I do have what I need to treat my ills with minimal meds. I don't like to take meds unless I really need them. The only daily meds I take are 20mg Lexapro, I try not to take my adivan every day, but I take it for anxiety. I also stock an arsenal of Soma, Zyrtec-D, nasonex, trazidone, and always have gas-x on hand.
The soma helps so much when Im really stiff and achy. A solid night sleep for me to wake with minimal pain I take my soma, an adivan and a trazidone, my evening cocktail. I sleep like a baby and can actually move my neck in the morning. During those episodes this is my lifesaver.
Pain meds with weighty narcotics are the only things that touch the pain and migraine for me, so I only resort to them when I cant handle the pain anymore.
Fro, what do you think caused your PTSD?
Feel Well, Felicia
My parents both died, seperately, when I was a child. They were both alcoholics. I went through some sexual abuse. It was a pretty bad scene all around. I never had closure on these issues, despite attempts at counseling, so I can see PTSD as a possibility.
Hey Fro, I too came from an alcoholic dysfunctional family. With some history of sexual abuse by an uncle and male babysitter I had. My parents fought all the time. Im talkin guns in my Moms face. I was wound up tighter then an eight day clock most of my life. I remember having anxiety episodes as early as 4 yrs. old. I guess these could be keys to why I have Panic disorder, but I have been through so many forms of counciling since I was 16. Groups, phycs, even took classes randomly for child rearing and psychology to help raise my own children with a more stable home life.
Every body has a dysfunctional family. Its what we are willing to accept as normal, or willing to accept that was not normal; take that experience and know and understand it was not your fault and it wasn't because of you. Then take what you have learned and change the things that were wrong to you when you were young and make a courageous, conscious effort not to allow what happened to you to happen to your children or any one else's.
I feel I have made myself an advocate for my children, myself, my extended family and friends.
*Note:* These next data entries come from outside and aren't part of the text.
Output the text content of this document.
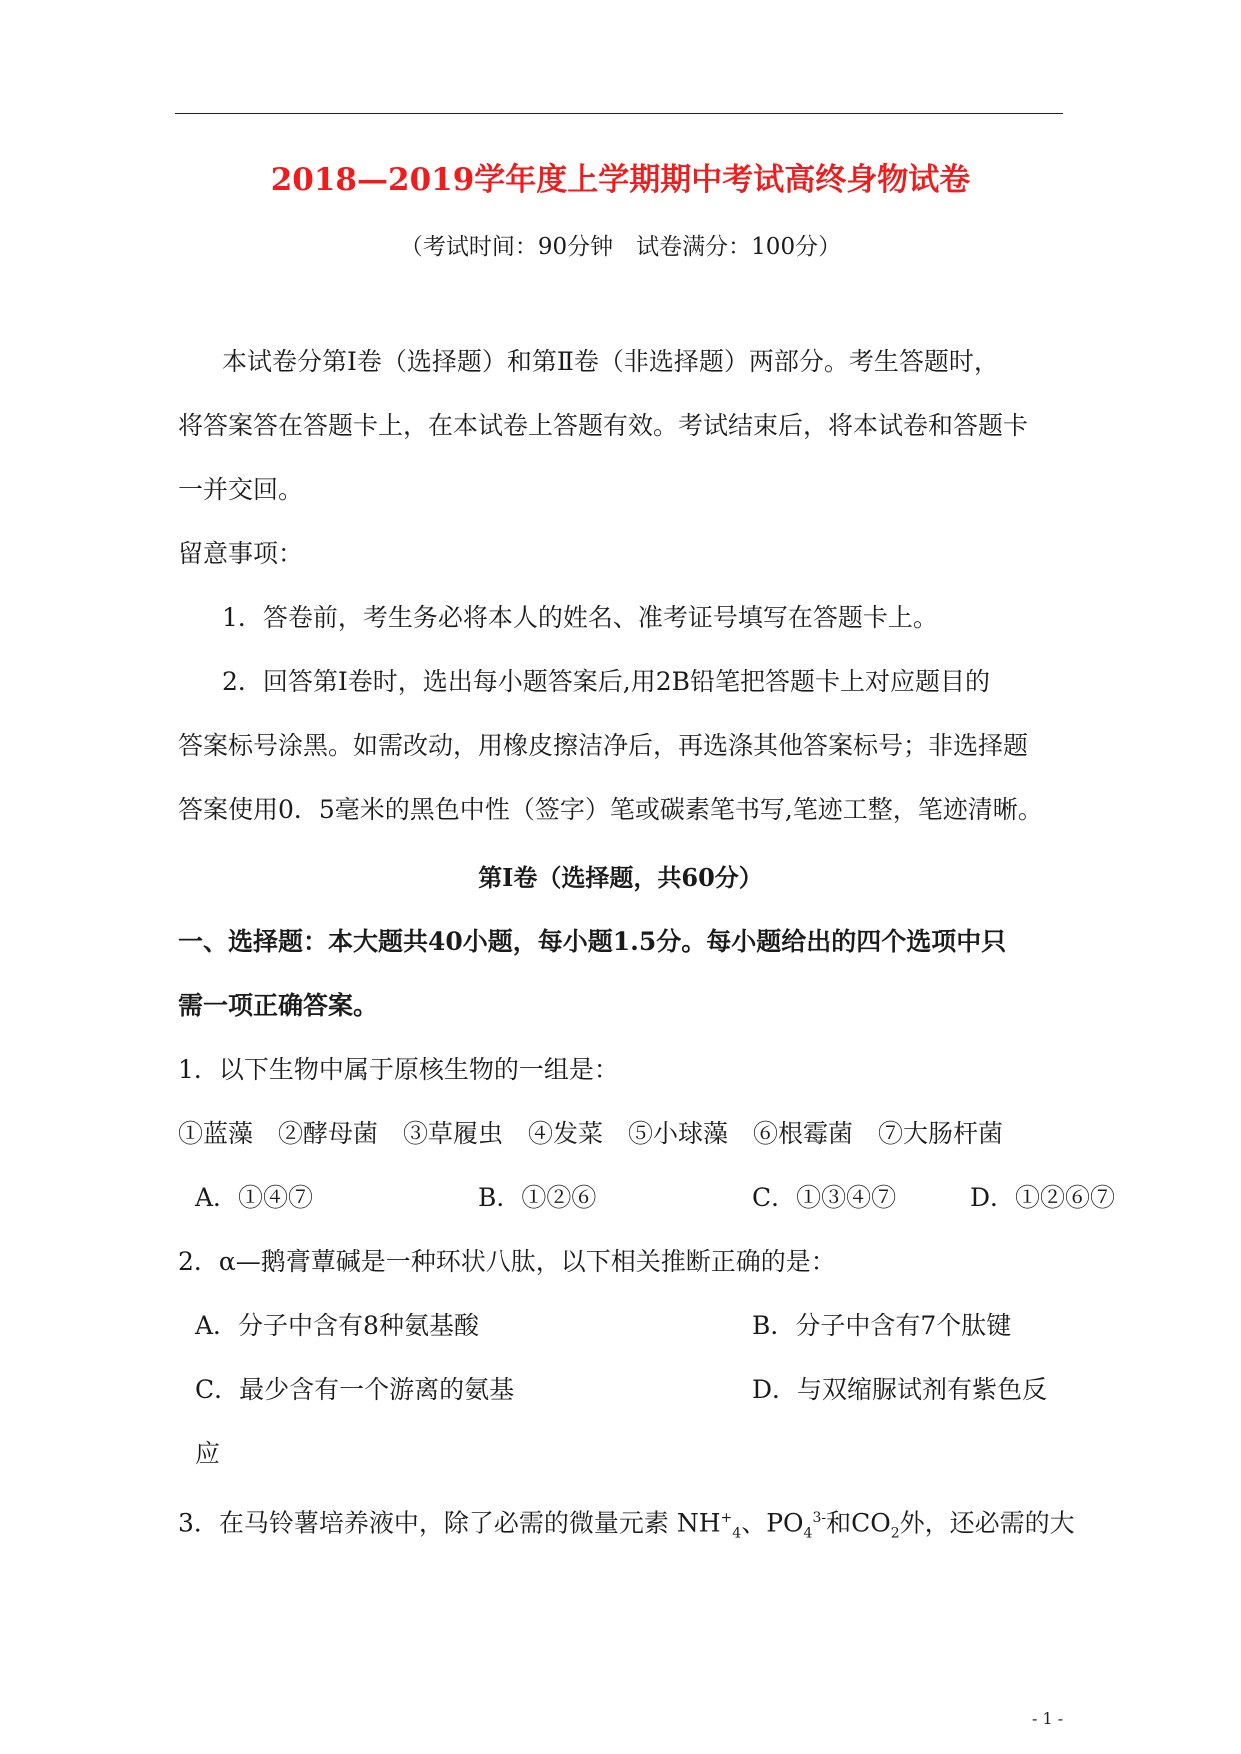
2018—2019学年度上学期期中考试高终身物试卷
（考试时间：90分钟　试卷满分：100分）
本试卷分第Ⅰ卷（选择题）和第Ⅱ卷（非选择题）两部分。考生答题时，
将答案答在答题卡上，在本试卷上答题有效。考试结束后，将本试卷和答题卡
一并交回。
留意事项：
1．答卷前，考生务必将本人的姓名、准考证号填写在答题卡上。
2．回答第Ⅰ卷时，选出每小题答案后,用2B铅笔把答题卡上对应题目的
答案标号涂黑。如需改动，用橡皮擦洁净后，再选涤其他答案标号；非选择题
答案使用0．5毫米的黑色中性（签字）笔或碳素笔书写,笔迹工整，笔迹清晰。
第Ⅰ卷（选择题，共60分）
一、选择题：本大题共40小题，每小题1.5分。每小题给出的四个选项中只
需一项正确答案。
1．以下生物中属于原核生物的一组是：
①蓝藻　②酵母菌　③草履虫　④发菜　⑤小球藻　⑥根霉菌　⑦大肠杆菌
A．①④⑦	B．①②⑥	C．①③④⑦	D．①②⑥⑦
2．α—鹅膏蕈碱是一种环状八肽，以下相关推断正确的是：
A．分子中含有8种氨基酸	B．分子中含有7个肽键
C．最少含有一个游离的氨基	D．与双缩脲试剂有紫色反
应
3．在马铃薯培养液中，除了必需的微量元素 $NH^+_4$、$PO_4^{3-}$和$CO_2$外，还必需的大
- 1 -
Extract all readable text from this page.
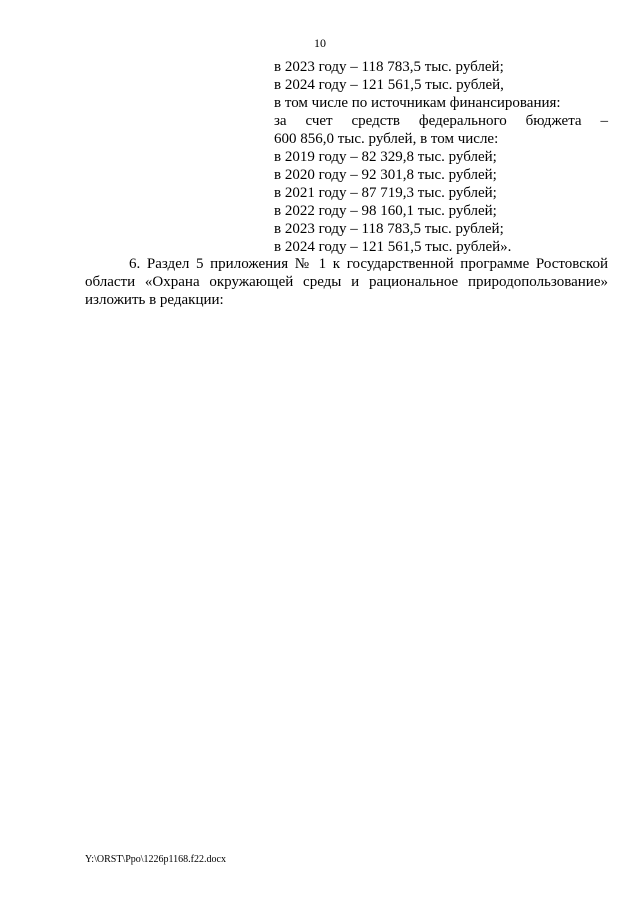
10
в 2023 году – 118 783,5 тыс. рублей;
в 2024 году – 121 561,5 тыс. рублей,
в том числе по источникам финансирования:
за счет средств федерального бюджета –
600 856,0 тыс. рублей, в том числе:
в 2019 году – 82 329,8 тыс. рублей;
в 2020 году – 92 301,8 тыс. рублей;
в 2021 году – 87 719,3 тыс. рублей;
в 2022 году – 98 160,1 тыс. рублей;
в 2023 году – 118 783,5 тыс. рублей;
в 2024 году – 121 561,5 тыс. рублей».
6. Раздел 5 приложения № 1 к государственной программе Ростовской
области «Охрана окружающей среды и рациональное природопользование»
изложить в редакции:
Y:\ORST\Ppo\1226p1168.f22.docx
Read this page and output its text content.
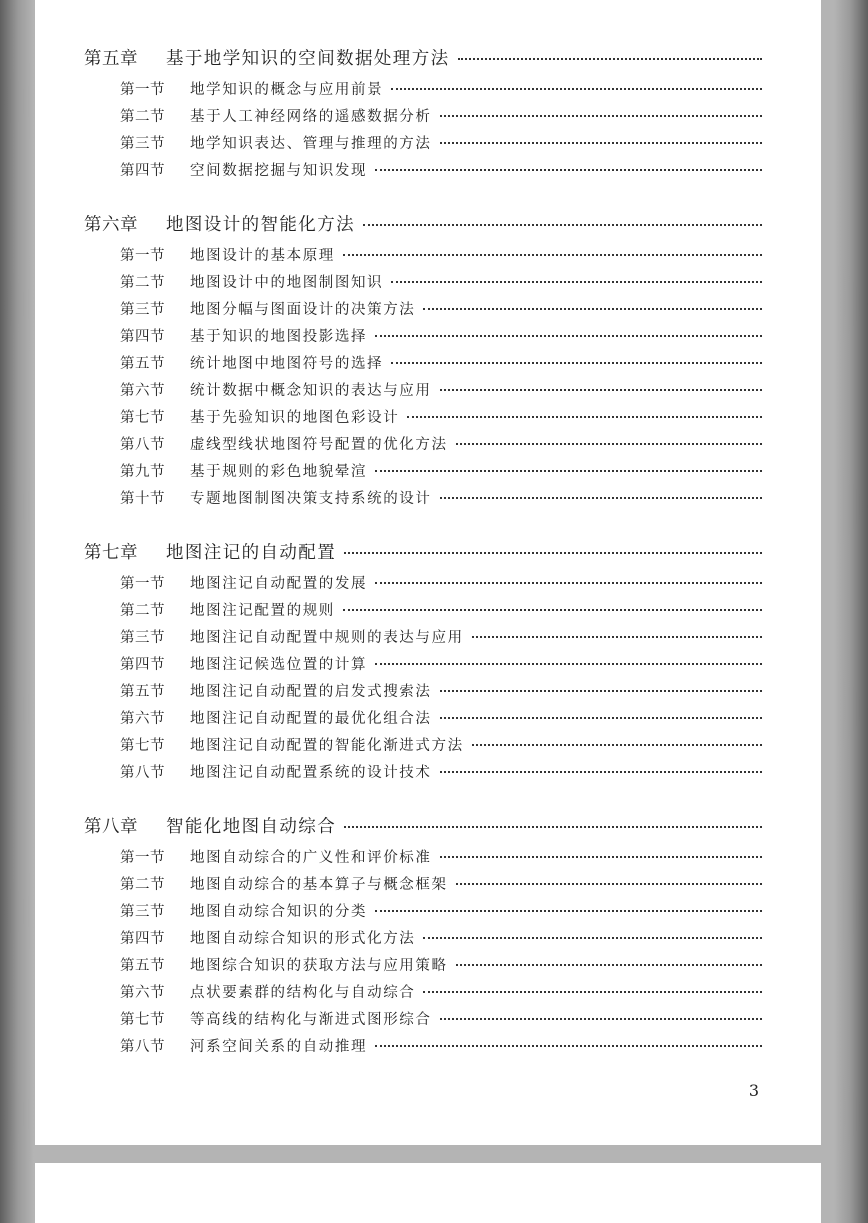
第五章	基于地学知识的空间数据处理方法
第一节	地学知识的概念与应用前景
第二节	基于人工神经网络的遥感数据分析
第三节	地学知识表达、管理与推理的方法
第四节	空间数据挖掘与知识发现
第六章	地图设计的智能化方法
第一节	地图设计的基本原理
第二节	地图设计中的地图制图知识
第三节	地图分幅与图面设计的决策方法
第四节	基于知识的地图投影选择
第五节	统计地图中地图符号的选择
第六节	统计数据中概念知识的表达与应用
第七节	基于先验知识的地图色彩设计
第八节	虚线型线状地图符号配置的优化方法
第九节	基于规则的彩色地貌晕渲
第十节	专题地图制图决策支持系统的设计
第七章	地图注记的自动配置
第一节	地图注记自动配置的发展
第二节	地图注记配置的规则
第三节	地图注记自动配置中规则的表达与应用
第四节	地图注记候选位置的计算
第五节	地图注记自动配置的启发式搜索法
第六节	地图注记自动配置的最优化组合法
第七节	地图注记自动配置的智能化渐进式方法
第八节	地图注记自动配置系统的设计技术
第八章	智能化地图自动综合
第一节	地图自动综合的广义性和评价标准
第二节	地图自动综合的基本算子与概念框架
第三节	地图自动综合知识的分类
第四节	地图自动综合知识的形式化方法
第五节	地图综合知识的获取方法与应用策略
第六节	点状要素群的结构化与自动综合
第七节	等高线的结构化与渐进式图形综合
第八节	河系空间关系的自动推理
3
I have many heated arguments with my best friends husband about what he says to his kids and how it makes them feel. He thinks its ok to call his 9 yr. old daughter a fat pig.??!!??.. I ask him how it felt when his dad did that to him? The conversation tone then changes.
I love my husband, I trust my husband, but I will admit that I am somewhat uncomfortable when my 10 yr. old daughter who is developing, wants to still wrestle with her dad. I have gotten beyond alot of my stuff, but I am suspicious of most everyone and trust very few people. Not that I am not friendly, but I observe and am cautious. But I have gotten over my childhood rather well. I now have more fond memories that I think and remember romantically then I have bad ones.
Now my husband and kids cause all my anxiety. LOL!